La directive limite l’obligation de déclaration à certains dispositifs transfrontières. Elle définit un «  dispositif transfrontière » comme un dispositif concernant plusieurs États membres ou un État membre et un pays tiers si l’une au moins des conditions suivantes est remplie :

a. tous les participants au dispositif ne sont pas résidents à des fins fiscales dans la même juridiction
b. un ou plusieurs des participants au dispositif sont résidents à des fins fiscales dans plusieurs juridictions simultanément
c. un ou plusieurs des participants au dispositif exercent une activité dans une autre juridiction par l’intermédiaire d’un établissement stable situé dans cette juridiction, le dispositif constituant une partie ou la totalité de l’activité de cet établissement stable
d. un ou plusieurs des participants au dispositif exercent une activité dans une autre juridiction sans être résidents à des fins fiscales ni créer d’établissement stable dans cette juridiction
e. un tel dispositif peut avoir des conséquences sur l’échange automatique d’informations ou sur l’identification des bénéficiaires effectifs

Et parmi ces dispositifs transfrontières tous ne doivent pas faire l’objet d’une déclaration. Ils doivent au surplus entrer dans la catégorie des montages agressifs. Pour cela ils doivent satisfaire au moins à l’un des marqueurs figurant à l’annexe IV.

  • 1. Marqueurs généraux
  • 2. Marqueurs spécifiques qui peuvent être liés au critère de l’avantage principal
  • 3. Marqueurs spécifiques liés aux opérations transfrontières
  • 4. Marqueurs spécifiques concernant les accords d’échange automatique d’informations
  • au sein de l’Union
  • 5. Marqueurs spécifiques concernant les prix de transfert

Certains marqueurs requièrent, pour que le dispositif soit déclarable, le respect d’une « main benefit test », c’est-à-dire que l’avantage principal du dispositif doit être l’obtention d’un avantage fiscal.

– 1 – MARQUEURS GÉNÉRAUX

Un dispositif où le contribuable s’engage à respecter une clause de confidentialité selon laquelle il peut lui être demandé de ne pas divulguer à d’autres intermédiaires ou aux autorités fiscales comment le dispositif pourrait procurer un avantage fiscal.

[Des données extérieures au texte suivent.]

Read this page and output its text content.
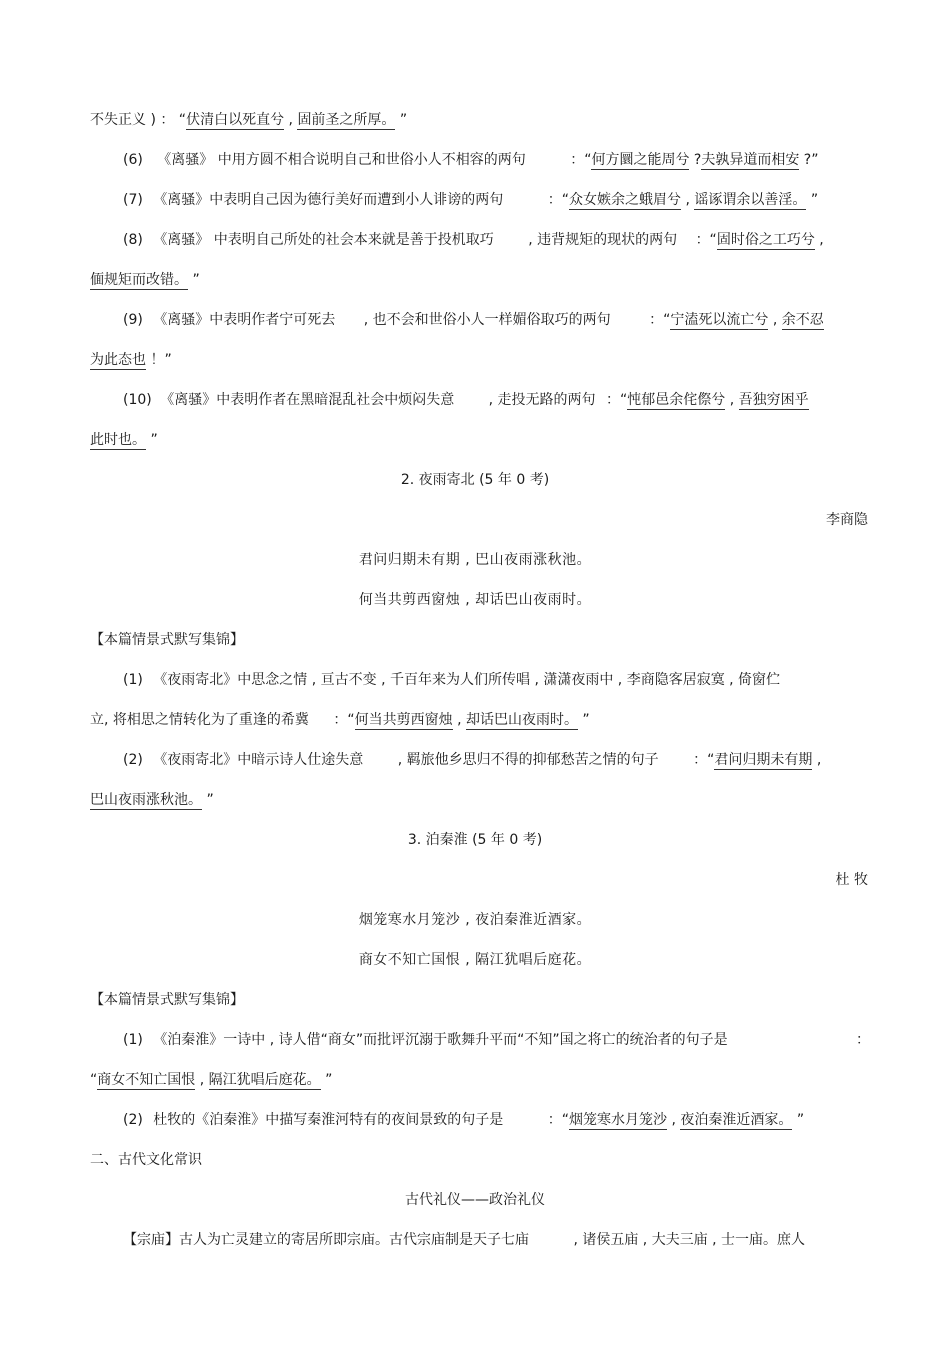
不失正义 ) ： “伏清白以死直兮 , 固前圣之所厚。 ”
(6) 《离骚》 中用方圆不相合说明自己和世俗小人不相容的两句	：“何方圜之能周兮 ?夫孰异道而相安 ?”
(7) 《离骚》中表明自己因为德行美好而遭到小人诽谤的两句	：“众女嫉余之蛾眉兮 , 谣诼谓余以善淫。 ”
(8) 《离骚》 中表明自己所处的社会本来就是善于投机取巧 , 违背规矩的现状的两句 ：“固时俗之工巧兮 ,
偭规矩而改错。 ”
(9) 《离骚》中表明作者宁可死去 , 也不会和世俗小人一样媚俗取巧的两句	：“宁溘死以流亡兮 , 余不忍
为此态也 ！”
(10) 《离骚》中表明作者在黑暗混乱社会中烦闷失意 , 走投无路的两句 ：“忳郁邑余侘傺兮 , 吾独穷困乎
此时也。 ”
2. 夜雨寄北 (5 年 0 考)
李商隐
君问归期未有期 , 巴山夜雨涨秋池。
何当共剪西窗烛 , 却话巴山夜雨时。
【本篇情景式默写集锦】
(1) 《夜雨寄北》中思念之情 , 亘古不变 , 千百年来为人们所传唱 , 潇潇夜雨中 , 李商隐客居寂寞 , 倚窗伫
立, 将相思之情转化为了重逢的希冀 ：“何当共剪西窗烛 , 却话巴山夜雨时。 ”
(2) 《夜雨寄北》中暗示诗人仕途失意 , 羁旅他乡思归不得的抑郁愁苦之情的句子 ：“君问归期未有期 ,
巴山夜雨涨秋池。 ”
3. 泊秦淮 (5 年 0 考)
杜 牧
烟笼寒水月笼沙 , 夜泊秦淮近酒家。
商女不知亡国恨 , 隔江犹唱后庭花。
【本篇情景式默写集锦】
(1) 《泊秦淮》一诗中 , 诗人借“商女”而批评沉溺于歌舞升平而“不知”国之将亡的统治者的句子是	：
“商女不知亡国恨 , 隔江犹唱后庭花。 ”
(2) 杜牧的《泊秦淮》中描写秦淮河特有的夜间景致的句子是	：“烟笼寒水月笼沙 , 夜泊秦淮近酒家。 ”
二、古代文化常识
古代礼仪——政治礼仪
【宗庙】古人为亡灵建立的寄居所即宗庙。古代宗庙制是天子七庙	, 诸侯五庙 , 大夫三庙 , 士一庙。庶人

Un dispositif pour lequel l’intermédiaire est en droit de percevoir des honoraires fixés par référence :

a. au montant de l’avantage fiscal découlant du dispositif ;
b. au fait qu’un avantage fiscal découle effectivement du dispositif.

Un dispositif qui prévoit l’utilisation de documents standardisés, y compris de formulaires types : « Un dispositif dont la documentation et/ou la structure sont en grande partie normalisées et qui est à la disposition de plus d’un contribuable concerné sans avoir besoin d’être adapté de façon importante pour être mis en œuvre ».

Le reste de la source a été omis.